El hombre se incorporó, boqueando como pez fuera del agua. Al descubrir que no se estaba ahogando se puso de pie con ayuda del otro hombre.

—¡Es un milagro, amo Ken! ¡Un milagro! —Ahora sí lloraba, abrazando a su amo.

Y éste lo abrazaba de vuelta, con las piernas todavía temblorosas.

—¿Quién rayos eres tú? —le preguntó a Samantha, sin mirarla.

—Soy la que hace milagros —dijo ella, que no podía estar más divertida con la situación.

Ken volvió a mirarla. Intentó concentrarse en los ojos de Sam, pero los suyos se desviaron hacia la frente sangrante y se aferró más del hombre. Ella se cubrió la herida con la mano.

—Sam, querida. Dame mi bolso.

Anya había terminado lo del escenario y llegaba junto a Dana.

—Hijo ¿Qué te pasó? Estás pálido… ¡Y apestas a alcohol! —dijo la rubia.

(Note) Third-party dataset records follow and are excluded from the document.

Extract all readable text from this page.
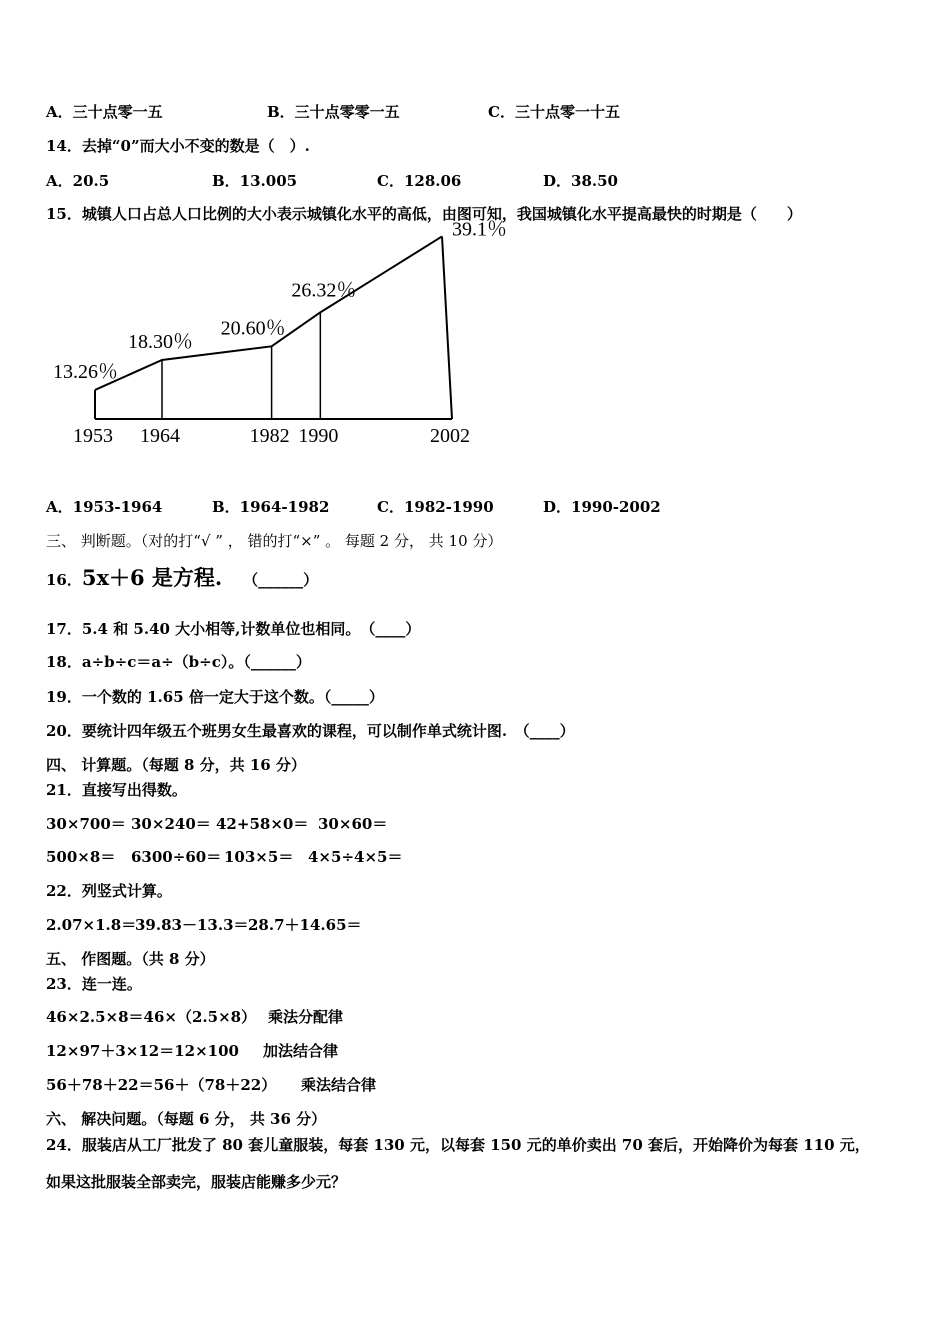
A．三十点零一五	B．三十点零零一五	C．三十点零一十五
14．去掉“0”而大小不变的数是（　）.
A．20.5	B．13.005	C．128.06	D．38.50
15．城镇人口占总人口比例的大小表示城镇化水平的高低，由图可知，我国城镇化水平提高最快的时期是（　　）
13.26％
1953
18.30％
1964
20.60％
1982
26.32％
1990
39.1％
2002
A．1953-1964	B．1964-1982	C．1982-1990	D．1990-2002
三、 判断题。（对的打“√ ” ， 错的打“×” 。 每题 2 分， 共 10 分）
16．5x＋6 是方程. （______）
17．5.4 和 5.40 大小相等,计数单位也相同。　（____）
18．a÷b÷c＝a÷（b÷c）。（______）
19．一个数的 1.65 倍一定大于这个数。（_____）
20．要统计四年级五个班男女生最喜欢的课程，可以制作单式统计图.　（____）
四、 计算题。（每题 8 分，共 16 分）
21．直接写出得数。
30×700＝ 30×240＝ 42+58×0＝ 30×60＝
500×8＝ 6300÷60＝ 103×5＝ 4×5÷4×5＝
22．列竖式计算。
2.07×1.8＝
39.83－13.3＝ 28.7＋14.65＝
五、 作图题。（共 8 分）
23．连一连。
46×2.5×8＝46×（2.5×8） 乘法分配律
12×97＋3×12＝12×100 加法结合律
56＋78＋22＝56＋（78＋22） 乘法结合律
六、 解决问题。（每题 6 分， 共 36 分）
24．服装店从工厂批发了 80 套儿童服装，每套 130 元，以每套 150 元的单价卖出 70 套后，开始降价为每套 110 元，
如果这批服装全部卖完，服装店能赚多少元？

Sam era alta porque sus padres eran altos, Vlad era como era porque su madre era una víbora y su padre un tiburón, pero con Dana y su hijo la genética parecía haber fallado. Ella era sin duda una dama encantadora y el hijo, un verdadero cretino. Aunque con su aparente fobia a la sangre, ya no le desagradaba tanto. Era poderoso y quería ser implacable, pero tenía una debilidad. No había nadie que no la tuviera.

—N-No me siento muy bien…

Anya les indicó que fueran al interior de la casa. Envió a un mayordomo con ellos.

—¡Qué espanto, Sam! ¿Viste su cara? Espero que no vaya a vomitar en la alfombra persa de la sala.

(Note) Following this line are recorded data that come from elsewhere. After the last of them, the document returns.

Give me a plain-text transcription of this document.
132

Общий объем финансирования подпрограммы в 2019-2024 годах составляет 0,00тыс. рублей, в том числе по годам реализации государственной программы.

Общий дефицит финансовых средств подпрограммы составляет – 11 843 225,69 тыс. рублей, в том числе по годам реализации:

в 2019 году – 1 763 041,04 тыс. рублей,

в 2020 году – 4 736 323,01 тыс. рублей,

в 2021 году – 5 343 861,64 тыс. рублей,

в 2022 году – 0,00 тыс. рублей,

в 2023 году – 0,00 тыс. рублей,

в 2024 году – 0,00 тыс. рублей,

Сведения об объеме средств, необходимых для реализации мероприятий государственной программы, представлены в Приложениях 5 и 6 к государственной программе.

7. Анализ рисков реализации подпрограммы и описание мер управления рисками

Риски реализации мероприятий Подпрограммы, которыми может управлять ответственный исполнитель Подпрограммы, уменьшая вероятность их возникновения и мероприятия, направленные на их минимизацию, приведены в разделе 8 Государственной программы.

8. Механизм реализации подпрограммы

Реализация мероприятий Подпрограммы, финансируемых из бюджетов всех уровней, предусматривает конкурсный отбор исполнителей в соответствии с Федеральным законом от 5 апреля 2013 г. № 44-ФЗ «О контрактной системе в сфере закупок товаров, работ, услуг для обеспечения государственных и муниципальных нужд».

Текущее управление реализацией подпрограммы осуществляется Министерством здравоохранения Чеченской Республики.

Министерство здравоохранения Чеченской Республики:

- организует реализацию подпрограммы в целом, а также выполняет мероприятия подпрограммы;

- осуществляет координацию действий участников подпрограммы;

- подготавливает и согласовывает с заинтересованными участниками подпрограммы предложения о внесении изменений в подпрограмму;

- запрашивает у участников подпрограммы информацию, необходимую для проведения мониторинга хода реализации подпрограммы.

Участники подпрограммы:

Sam sonrió, quitándose la mano de la frente.

—¡Oh, por Dios! ¿Qué te pasó a ti? ¡Vlad va a matarme! Vamos dentro, te atenderán a ti también.

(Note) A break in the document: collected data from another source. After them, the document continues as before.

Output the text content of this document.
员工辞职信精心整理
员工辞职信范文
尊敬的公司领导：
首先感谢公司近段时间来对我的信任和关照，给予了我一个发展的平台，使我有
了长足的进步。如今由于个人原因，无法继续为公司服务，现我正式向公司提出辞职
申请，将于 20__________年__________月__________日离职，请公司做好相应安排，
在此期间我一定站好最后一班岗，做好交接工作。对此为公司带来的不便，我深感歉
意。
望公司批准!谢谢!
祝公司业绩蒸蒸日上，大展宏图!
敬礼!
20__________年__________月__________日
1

Anya la llevó a una habitación. Allí una sirvienta le curó la herida. Era una pequeña cortada. Ella pidió algún analgésico. No había, pero fueron a comprarle unos. Mientras tanto, la señora le dijo que descansara. Sam se quitó los zapatos y se recostó en el sillón. Era blando, como nubes esponjosas y ella estaba agotada, no tardó en dormirse.